Fig. 7.Full-screen View

Effective atomic number ($Z_{{\text{PEA}}_{\text{eff}}}$) as a function of effective electron density ($N_{{\text{PEA}}_{\text{eff}}}$) for photon energy absorption

4 Conclusion

In this work, photon energy absorbation parameters were calculated in the energy region of 1 to 20 MeV for some biomolecules of dosimetry interest. The variations of the atomic number with the photon energy were attributed to partial photon processes. The existence of relatively high-Z elements in the samples altered the attenuation properties around their own K-absorption edges.

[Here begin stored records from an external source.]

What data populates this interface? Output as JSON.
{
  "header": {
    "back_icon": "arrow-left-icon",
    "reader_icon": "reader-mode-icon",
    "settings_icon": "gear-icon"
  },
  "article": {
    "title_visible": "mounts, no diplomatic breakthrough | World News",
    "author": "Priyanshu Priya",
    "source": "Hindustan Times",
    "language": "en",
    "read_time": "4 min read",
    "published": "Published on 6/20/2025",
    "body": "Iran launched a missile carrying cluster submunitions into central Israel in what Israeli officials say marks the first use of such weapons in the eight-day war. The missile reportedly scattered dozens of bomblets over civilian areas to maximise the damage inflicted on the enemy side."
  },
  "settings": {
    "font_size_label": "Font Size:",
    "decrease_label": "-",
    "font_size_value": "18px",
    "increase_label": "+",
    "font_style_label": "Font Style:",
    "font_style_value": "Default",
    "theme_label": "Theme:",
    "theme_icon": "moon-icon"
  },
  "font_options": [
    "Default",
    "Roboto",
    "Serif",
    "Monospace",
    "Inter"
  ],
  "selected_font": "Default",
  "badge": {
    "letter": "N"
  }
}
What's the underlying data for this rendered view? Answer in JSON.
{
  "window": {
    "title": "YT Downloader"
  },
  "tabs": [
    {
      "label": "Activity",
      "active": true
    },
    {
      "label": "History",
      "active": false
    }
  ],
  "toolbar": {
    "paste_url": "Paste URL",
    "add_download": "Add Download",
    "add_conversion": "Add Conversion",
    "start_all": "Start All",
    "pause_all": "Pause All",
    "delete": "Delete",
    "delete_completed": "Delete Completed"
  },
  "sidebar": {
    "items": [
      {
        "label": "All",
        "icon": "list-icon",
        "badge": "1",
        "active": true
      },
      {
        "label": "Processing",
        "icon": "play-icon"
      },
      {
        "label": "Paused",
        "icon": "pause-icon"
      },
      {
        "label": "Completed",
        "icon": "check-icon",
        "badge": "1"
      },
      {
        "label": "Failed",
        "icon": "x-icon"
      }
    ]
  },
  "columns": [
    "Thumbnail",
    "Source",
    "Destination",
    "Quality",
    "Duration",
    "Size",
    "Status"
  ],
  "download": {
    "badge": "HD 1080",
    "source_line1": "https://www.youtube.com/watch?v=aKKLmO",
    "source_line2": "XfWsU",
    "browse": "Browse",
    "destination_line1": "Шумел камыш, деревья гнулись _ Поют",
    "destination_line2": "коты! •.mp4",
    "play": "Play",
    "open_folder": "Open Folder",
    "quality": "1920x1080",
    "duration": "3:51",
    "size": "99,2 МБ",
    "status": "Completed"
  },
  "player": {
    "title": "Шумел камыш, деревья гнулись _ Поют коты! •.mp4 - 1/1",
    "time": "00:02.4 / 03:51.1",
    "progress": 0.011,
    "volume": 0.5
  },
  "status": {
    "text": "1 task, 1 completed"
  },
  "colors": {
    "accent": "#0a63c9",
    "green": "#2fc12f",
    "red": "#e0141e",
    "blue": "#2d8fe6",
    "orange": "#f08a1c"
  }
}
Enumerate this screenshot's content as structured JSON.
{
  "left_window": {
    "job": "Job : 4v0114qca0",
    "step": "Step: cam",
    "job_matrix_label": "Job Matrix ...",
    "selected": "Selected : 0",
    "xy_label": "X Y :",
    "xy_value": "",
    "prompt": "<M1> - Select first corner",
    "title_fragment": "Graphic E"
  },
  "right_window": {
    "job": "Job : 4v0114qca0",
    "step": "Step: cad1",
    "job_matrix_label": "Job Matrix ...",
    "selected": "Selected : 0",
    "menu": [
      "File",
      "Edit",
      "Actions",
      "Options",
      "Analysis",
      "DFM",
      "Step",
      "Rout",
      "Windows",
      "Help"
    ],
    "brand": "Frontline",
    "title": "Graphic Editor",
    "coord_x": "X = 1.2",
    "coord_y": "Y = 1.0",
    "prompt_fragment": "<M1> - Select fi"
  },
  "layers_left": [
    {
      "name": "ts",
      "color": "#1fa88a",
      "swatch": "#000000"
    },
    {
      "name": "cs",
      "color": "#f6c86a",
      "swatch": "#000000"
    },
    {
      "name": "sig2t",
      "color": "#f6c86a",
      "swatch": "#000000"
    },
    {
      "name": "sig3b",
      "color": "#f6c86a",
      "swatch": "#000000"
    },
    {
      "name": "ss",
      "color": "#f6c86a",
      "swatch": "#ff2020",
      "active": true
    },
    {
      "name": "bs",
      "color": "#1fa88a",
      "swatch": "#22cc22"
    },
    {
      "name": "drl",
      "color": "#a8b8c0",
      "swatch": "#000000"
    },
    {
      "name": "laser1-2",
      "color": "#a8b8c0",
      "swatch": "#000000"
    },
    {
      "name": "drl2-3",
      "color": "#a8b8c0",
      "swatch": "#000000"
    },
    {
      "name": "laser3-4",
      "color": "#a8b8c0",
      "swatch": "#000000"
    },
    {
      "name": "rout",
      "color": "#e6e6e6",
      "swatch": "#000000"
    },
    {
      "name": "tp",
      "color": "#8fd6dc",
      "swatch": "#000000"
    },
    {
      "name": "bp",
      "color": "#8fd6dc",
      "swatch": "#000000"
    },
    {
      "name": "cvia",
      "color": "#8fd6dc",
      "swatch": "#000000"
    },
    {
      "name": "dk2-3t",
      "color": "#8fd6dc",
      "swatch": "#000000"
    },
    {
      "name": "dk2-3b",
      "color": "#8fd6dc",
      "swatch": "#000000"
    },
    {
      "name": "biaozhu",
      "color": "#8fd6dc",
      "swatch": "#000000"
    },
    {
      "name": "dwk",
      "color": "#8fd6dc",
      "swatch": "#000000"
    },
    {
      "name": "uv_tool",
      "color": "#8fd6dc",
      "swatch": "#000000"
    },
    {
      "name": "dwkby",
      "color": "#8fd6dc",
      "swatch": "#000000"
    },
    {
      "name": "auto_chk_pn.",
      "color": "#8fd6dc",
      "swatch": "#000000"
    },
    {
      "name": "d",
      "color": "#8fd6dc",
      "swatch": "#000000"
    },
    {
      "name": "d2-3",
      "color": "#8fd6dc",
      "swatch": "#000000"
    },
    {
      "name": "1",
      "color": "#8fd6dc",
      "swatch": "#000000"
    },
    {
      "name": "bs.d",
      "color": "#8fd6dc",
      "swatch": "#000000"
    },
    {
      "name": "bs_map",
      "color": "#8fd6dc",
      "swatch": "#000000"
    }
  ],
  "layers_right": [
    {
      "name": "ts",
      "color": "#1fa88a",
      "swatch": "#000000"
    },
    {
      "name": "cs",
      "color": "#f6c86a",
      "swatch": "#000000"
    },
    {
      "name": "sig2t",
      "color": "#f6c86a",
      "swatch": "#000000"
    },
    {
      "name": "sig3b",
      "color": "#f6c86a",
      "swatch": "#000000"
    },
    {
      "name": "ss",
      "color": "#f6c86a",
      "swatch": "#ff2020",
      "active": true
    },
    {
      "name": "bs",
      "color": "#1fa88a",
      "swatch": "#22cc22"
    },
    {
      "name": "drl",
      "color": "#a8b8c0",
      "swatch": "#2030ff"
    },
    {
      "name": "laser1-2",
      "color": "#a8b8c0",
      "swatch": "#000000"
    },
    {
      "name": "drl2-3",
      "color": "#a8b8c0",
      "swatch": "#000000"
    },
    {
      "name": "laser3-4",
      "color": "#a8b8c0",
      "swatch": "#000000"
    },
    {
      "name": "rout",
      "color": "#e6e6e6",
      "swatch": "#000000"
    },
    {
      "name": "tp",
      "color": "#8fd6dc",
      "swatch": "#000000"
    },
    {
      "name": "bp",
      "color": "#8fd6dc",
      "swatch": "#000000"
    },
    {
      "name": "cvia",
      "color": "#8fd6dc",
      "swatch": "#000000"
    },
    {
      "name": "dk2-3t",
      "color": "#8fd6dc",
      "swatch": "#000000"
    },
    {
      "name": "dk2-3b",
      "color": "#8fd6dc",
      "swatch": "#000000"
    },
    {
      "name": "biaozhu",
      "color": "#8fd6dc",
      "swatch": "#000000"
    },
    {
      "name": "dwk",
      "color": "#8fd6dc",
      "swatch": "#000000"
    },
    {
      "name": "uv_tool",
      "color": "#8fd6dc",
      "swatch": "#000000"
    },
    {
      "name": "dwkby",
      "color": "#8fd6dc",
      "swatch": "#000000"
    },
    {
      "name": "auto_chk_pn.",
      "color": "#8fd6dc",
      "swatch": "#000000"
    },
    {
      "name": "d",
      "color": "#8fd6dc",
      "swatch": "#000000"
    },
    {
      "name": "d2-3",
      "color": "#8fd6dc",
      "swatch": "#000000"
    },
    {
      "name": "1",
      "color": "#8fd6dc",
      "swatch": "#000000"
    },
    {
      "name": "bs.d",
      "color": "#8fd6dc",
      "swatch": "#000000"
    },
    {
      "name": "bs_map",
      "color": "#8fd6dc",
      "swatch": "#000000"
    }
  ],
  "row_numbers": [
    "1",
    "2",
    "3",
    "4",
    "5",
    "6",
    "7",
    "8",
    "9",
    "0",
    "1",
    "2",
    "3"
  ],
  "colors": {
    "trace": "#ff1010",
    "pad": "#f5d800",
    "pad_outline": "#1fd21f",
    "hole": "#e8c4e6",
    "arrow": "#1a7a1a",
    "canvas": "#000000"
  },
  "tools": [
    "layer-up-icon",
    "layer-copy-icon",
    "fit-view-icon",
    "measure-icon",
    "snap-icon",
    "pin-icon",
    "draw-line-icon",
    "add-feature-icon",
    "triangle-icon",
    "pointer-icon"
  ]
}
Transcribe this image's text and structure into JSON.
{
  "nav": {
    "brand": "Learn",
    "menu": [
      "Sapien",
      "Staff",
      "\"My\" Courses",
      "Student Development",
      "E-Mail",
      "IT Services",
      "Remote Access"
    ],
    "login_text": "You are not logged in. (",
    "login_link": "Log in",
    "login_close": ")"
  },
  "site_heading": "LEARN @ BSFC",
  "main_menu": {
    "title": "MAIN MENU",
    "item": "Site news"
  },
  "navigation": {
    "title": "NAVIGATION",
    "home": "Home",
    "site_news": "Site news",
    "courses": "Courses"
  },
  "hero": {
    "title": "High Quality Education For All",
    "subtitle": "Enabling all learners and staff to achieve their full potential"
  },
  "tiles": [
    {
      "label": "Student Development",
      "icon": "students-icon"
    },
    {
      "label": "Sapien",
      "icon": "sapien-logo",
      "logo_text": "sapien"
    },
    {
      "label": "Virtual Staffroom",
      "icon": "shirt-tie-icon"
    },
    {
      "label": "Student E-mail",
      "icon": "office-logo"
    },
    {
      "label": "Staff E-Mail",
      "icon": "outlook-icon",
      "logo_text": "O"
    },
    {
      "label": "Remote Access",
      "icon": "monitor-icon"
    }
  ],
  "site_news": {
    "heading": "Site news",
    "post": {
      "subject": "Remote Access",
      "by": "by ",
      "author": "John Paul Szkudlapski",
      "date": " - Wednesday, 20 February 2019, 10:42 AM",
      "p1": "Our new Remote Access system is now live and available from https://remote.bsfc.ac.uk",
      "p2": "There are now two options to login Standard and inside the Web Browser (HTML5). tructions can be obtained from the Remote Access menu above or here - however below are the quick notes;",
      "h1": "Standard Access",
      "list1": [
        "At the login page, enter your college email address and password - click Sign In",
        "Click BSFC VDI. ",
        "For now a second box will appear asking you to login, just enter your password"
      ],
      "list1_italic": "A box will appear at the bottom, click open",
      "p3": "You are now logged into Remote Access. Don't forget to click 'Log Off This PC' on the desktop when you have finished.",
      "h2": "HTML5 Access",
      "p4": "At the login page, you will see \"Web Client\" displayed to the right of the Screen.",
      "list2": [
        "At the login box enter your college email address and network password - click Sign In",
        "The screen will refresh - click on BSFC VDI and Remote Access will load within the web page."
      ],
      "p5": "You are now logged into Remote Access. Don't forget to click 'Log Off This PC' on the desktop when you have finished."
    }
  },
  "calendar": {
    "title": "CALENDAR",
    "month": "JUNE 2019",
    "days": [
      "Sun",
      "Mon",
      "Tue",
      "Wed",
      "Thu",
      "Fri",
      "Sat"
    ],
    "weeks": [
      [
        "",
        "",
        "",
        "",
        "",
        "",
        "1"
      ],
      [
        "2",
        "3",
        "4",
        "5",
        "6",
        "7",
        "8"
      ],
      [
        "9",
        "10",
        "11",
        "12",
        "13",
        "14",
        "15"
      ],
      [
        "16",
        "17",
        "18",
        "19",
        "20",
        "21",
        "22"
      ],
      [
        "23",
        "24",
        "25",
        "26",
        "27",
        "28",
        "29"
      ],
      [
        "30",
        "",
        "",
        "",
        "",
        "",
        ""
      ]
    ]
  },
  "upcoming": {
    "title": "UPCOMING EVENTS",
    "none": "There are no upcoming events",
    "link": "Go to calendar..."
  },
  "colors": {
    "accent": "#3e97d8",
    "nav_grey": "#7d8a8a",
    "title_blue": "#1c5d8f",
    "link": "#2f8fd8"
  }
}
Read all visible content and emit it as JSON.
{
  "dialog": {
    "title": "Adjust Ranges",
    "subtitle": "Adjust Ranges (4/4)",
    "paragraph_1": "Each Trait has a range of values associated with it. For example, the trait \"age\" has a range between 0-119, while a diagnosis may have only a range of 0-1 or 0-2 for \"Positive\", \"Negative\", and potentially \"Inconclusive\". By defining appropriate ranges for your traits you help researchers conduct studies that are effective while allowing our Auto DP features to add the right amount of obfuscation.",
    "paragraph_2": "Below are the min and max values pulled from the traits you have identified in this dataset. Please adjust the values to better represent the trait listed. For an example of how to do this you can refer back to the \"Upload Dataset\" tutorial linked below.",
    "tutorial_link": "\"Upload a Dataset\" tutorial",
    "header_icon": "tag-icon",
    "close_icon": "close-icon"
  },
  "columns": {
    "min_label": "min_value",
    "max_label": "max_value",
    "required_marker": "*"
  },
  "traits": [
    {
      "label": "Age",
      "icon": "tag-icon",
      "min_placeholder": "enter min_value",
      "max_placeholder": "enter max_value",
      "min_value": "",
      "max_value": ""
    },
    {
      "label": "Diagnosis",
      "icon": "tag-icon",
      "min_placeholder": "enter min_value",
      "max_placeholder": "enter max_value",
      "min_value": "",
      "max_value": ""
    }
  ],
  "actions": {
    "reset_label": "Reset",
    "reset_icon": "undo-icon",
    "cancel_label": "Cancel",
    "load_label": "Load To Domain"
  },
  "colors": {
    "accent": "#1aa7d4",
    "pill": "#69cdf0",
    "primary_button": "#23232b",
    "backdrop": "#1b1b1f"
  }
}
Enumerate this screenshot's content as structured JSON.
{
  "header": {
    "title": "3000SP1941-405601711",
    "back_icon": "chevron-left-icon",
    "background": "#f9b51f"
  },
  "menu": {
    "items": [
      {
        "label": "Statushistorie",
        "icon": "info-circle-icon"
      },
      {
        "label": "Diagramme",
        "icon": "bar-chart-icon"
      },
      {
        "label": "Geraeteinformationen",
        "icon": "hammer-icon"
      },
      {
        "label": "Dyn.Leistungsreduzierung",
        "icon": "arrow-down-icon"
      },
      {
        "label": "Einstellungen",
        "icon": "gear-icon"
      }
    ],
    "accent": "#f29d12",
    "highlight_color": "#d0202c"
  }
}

Significant differences up to 45.36% were observed between $Z_{{\text{PEA}}_{\text{eff}}}$ and $Z_{{\text{PI}}_{\text{eff}}}$ in the energy region around 50 keV. Hence, it is recommended to use $Z_{{\text{PEA}}_{\text{eff}}}$ rather than $Z_{{\text{PI}}_{\text{eff}}}$ for the calculation of absorbed doses in radiation therapy.